Au lancement des consultations bilatérales, le ministre a reçu les membres du Conseil national autonome du personnel enseignant du secteur ternaire de l’Education (Cnapeste), de l’Union nationale du personnel de l’éducation (UNPE) affiliée à l’UGTA et du Syndicat national des travailleurs de l’Education (SNTE). Le deuxième jour, le ministre a échangé avec l’Union nationale des professionnels de l’éducation et de la formation (Unpef), le Syndicat national autonome des professeurs de l’enseignement primaire (Snapep) ainsi que l’Union des travailleurs de l’éducation (UTE).

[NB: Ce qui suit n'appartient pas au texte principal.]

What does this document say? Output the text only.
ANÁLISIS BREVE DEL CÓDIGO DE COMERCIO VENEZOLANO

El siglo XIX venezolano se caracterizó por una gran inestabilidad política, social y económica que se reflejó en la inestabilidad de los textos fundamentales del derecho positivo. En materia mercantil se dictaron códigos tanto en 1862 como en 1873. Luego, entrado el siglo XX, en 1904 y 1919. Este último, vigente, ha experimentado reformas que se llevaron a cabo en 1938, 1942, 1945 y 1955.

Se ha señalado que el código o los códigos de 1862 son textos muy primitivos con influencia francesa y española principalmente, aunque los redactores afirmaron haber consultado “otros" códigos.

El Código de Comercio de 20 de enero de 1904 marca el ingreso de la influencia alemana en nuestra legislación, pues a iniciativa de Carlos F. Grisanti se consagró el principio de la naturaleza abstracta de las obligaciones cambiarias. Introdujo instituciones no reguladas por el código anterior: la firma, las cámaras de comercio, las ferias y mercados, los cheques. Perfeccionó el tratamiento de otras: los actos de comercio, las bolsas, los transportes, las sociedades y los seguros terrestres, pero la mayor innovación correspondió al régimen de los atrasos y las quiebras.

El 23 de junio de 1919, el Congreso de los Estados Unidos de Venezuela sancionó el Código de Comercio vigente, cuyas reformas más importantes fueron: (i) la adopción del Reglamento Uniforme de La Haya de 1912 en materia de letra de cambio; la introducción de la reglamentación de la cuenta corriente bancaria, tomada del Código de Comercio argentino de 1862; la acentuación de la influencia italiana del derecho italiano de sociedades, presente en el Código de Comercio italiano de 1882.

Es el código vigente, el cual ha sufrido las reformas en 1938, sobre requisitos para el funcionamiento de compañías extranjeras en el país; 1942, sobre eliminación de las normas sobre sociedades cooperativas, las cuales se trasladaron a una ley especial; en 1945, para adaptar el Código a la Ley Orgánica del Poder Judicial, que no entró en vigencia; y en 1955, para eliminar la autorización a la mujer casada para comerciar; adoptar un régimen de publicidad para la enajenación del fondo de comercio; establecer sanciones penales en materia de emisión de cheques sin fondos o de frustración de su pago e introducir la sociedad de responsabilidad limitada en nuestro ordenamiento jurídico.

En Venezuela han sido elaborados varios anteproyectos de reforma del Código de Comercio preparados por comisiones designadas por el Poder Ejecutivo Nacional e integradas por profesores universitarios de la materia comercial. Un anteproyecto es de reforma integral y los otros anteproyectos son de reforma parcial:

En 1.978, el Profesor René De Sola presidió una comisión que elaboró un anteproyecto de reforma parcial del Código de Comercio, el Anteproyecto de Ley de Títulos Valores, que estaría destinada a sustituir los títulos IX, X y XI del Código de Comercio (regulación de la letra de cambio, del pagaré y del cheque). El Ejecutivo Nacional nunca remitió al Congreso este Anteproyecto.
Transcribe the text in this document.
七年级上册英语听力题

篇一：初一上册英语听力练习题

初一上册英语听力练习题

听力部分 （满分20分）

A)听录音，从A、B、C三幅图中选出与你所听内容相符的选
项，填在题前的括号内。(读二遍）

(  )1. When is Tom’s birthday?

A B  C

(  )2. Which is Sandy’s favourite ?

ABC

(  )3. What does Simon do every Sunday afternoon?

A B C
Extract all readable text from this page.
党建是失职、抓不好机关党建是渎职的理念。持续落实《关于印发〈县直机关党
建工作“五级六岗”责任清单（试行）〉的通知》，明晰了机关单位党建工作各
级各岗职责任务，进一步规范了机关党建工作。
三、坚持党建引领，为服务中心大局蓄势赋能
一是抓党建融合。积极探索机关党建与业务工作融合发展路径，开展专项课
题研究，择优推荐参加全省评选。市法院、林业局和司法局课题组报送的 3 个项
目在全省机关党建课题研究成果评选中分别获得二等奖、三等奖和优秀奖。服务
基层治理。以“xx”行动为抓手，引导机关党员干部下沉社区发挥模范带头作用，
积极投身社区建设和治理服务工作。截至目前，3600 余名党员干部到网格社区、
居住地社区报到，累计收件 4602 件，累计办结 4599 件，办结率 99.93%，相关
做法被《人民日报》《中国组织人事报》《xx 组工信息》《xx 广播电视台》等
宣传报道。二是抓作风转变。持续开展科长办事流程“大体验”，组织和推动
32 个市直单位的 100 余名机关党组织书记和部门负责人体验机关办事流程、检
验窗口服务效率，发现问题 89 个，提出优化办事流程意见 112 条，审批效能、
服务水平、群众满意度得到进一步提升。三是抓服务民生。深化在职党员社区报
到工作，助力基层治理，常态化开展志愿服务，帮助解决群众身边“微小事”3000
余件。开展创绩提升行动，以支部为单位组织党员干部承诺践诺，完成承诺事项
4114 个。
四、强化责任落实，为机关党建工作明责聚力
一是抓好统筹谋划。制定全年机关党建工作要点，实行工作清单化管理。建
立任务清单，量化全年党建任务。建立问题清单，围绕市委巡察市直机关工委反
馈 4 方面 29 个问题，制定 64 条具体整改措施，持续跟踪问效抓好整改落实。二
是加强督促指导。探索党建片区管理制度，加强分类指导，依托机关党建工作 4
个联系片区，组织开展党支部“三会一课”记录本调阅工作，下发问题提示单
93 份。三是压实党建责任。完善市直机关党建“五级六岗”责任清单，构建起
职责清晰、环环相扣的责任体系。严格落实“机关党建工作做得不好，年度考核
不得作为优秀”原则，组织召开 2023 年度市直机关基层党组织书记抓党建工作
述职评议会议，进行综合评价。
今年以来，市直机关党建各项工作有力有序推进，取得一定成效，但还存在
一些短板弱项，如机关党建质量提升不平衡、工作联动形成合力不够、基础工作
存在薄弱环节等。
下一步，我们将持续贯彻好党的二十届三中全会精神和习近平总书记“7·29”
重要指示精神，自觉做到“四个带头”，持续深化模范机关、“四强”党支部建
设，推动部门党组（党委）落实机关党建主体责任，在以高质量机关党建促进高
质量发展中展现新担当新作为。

Les syndicalistes reçus convergent à dire leur «insatisfaction» à l’issue des pourparlers, insistant à mettre en évidence la «situation critique que vivent les travailleurs et les fonctionnaires de l’Education». Pour sa part, l’Organisation nationale des parents d’élèves (ONPE) ne cache pas son inquiétude quant à l’impact négatif de ces grèves sur les élèves, notamment ceux en classes d’examen de fin d’année.